Pemerintah Kabupaten (Pemkab) Blitar, Jawa Timur, memilih menambal sulam jalan daerah berlubang yang banyak dikeluhkan warga dari berbagai pelosok wilayah menjelang Hari Raya Idul Fitri atau Lebaran 2026.
Perbaikan jalan dengan pengaspalan ataupun pembetonan jalan rusak yang memakan biaya besar baru akan dilakukan setelah Lebaran.
Kepala Dinas Pekerjaan Umum dan Penataan Ruang (PUPR) Kabupaten Blitar, Agus Zaenal Arifin, mengatakan bahwa pilihan menambal sulam ruas-ruas jalan daerah yang berlubang didasarkan pada pertimbangan efisiensi biaya dan waktu pengerjaan.
“Karena banyak sekali jalan yang berlubang. Karena itu, kebijakan pimpinan sebelum Lebaran ini adalah URC (unit reaksi cepat),” ujar Agus kepada awak media, Selasa (17/3/2026) sore.
Baca juga: PUPR Kabupaten Blitar siagakan 6 tim URC
URC merupakan unit di bawah Bidang Bina Marga yang bertugas melakukan penambalan cepat pada titik-titik jalan berlubang.

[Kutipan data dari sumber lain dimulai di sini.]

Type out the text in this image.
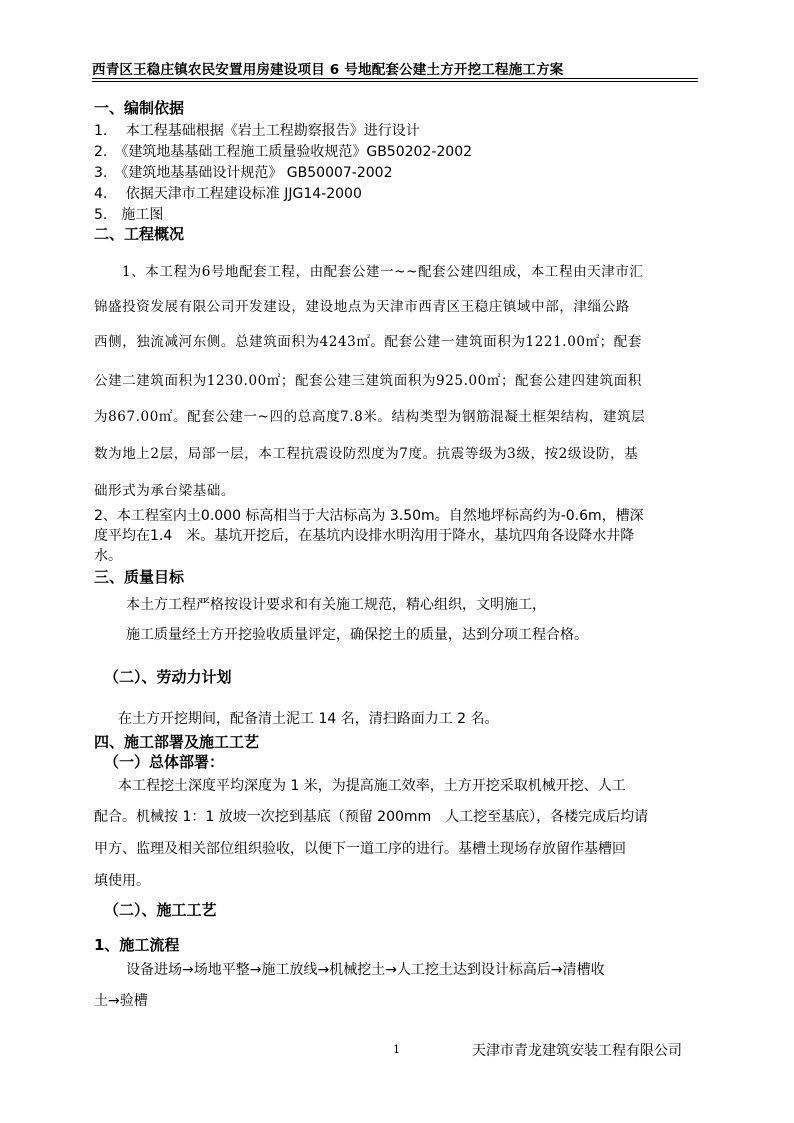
西青区王稳庄镇农民安置用房建设项目 6 号地配套公建土方开挖工程施工方案
一、编制依据
1.　 本工程基础根据《岩土工程勘察报告》进行设计
2.　《建筑地基基础工程施工质量验收规范》GB50202-2002
3.　《建筑地基基础设计规范》 GB50007-2002
4.　 依据天津市工程建设标准 JJG14-2000
5.　施工图
二、工程概况
1、本工程为6号地配套工程，由配套公建一~~配套公建四组成，本工程由天津市汇
锦盛投资发展有限公司开发建设，建设地点为天津市西青区王稳庄镇域中部，津缁公路
西侧，独流减河东侧。总建筑面积为4243㎡。配套公建一建筑面积为1221.00㎡；配套
公建二建筑面积为1230.00㎡；配套公建三建筑面积为925.00㎡；配套公建四建筑面积
为867.00㎡。配套公建一~四的总高度7.8米。结构类型为钢筋混凝土框架结构，建筑层
数为地上2层，局部一层，本工程抗震设防烈度为7度。抗震等级为3级，按2级设防，基
础形式为承台梁基础。
2、本工程室内土0.000 标高相当于大沽标高为 3.50m。自然地坪标高约为-0.6m，槽深
度平均在1.4　米。基坑开挖后，在基坑内设排水明沟用于降水，基坑四角各设降水井降
水。
三、质量目标
本土方工程严格按设计要求和有关施工规范，精心组织，文明施工，
施工质量经土方开挖验收质量评定，确保挖土的质量，达到分项工程合格。
（二）、劳动力计划
在土方开挖期间，配备清土泥工 14 名，清扫路面力工 2 名。
四、施工部署及施工工艺
（一）总体部署：
本工程挖土深度平均深度为 1 米，为提高施工效率，土方开挖采取机械开挖、人工
配合。机械按 1：1 放坡一次挖到基底（预留 200mm　人工挖至基底），各楼完成后均请
甲方、监理及相关部位组织验收，以便下一道工序的进行。基槽土现场存放留作基槽回
填使用。
（二）、施工工艺
1、施工流程
设备进场→场地平整→施工放线→机械挖土→人工挖土达到设计标高后→清槽收
土→验槽
1	天津市青龙建筑安装工程有限公司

Meskipun bersifat tambal sulam, anggaran yang digelontorkan cukup besar, yakni mencapai Rp4,1 miliar atau hampir separuh dari total alokasi anggaran URC tahun 2026 sebesar Rp11 miliar.
Menurut Agus, besarnya anggaran tersebut disebabkan banyaknya jalan kabupaten yang mengalami kerusakan dan tersebar merata di 22 kecamatan di wilayah Kabupaten Blitar.
“Jalan yang berlubang ini tersebar merata di 22 kecamatan yang ada,” katanya.
Untuk mempercepat penanganan, pihaknya membentuk enam tim URC yang bekerja secara paralel di berbagai wilayah hingga mendekati Hari Raya Lebaran.
Baca juga: Mudik ke Blitar? Ini opsi jalur tercepatnya
Agus menjelaskan, kebijakan tambal sulam ini juga dipengaruhi oleh proses penelaahan Inspektorat Daerah terhadap pekerjaan perbaikan jalan pada tahun anggaran 2025.
Selain itu, terdapat prioritas perbaikan jalan yang diintegrasikan dengan program TNI Manunggal Membangun Desa (TMMD).
“Kita pastikan pekerjaan reguler (perbaikan jalan) akan dilelang setelah Lebaran,” pungkasnya.
Di Kabupaten Blitar sendiri terdapat lebih dari 500 ruas jalan daerah dengan total panjang mencapai 1.462 kilometer. Seluruh perbaikan dan perawatan jalan tersebut menjadi tanggung jawab keuangan Pemkab Blitar.
Berdasarkan pelaksanaan APBD tahun anggaran 2025, alokasi anggaran sekitar Rp150 miliar yang sebagian besar digunakan untuk perbaikan jalan daerah hanya mampu memperbaiki sekitar 5,2 persen dari total panjang jalan atau 35,8 persen dari total ruas.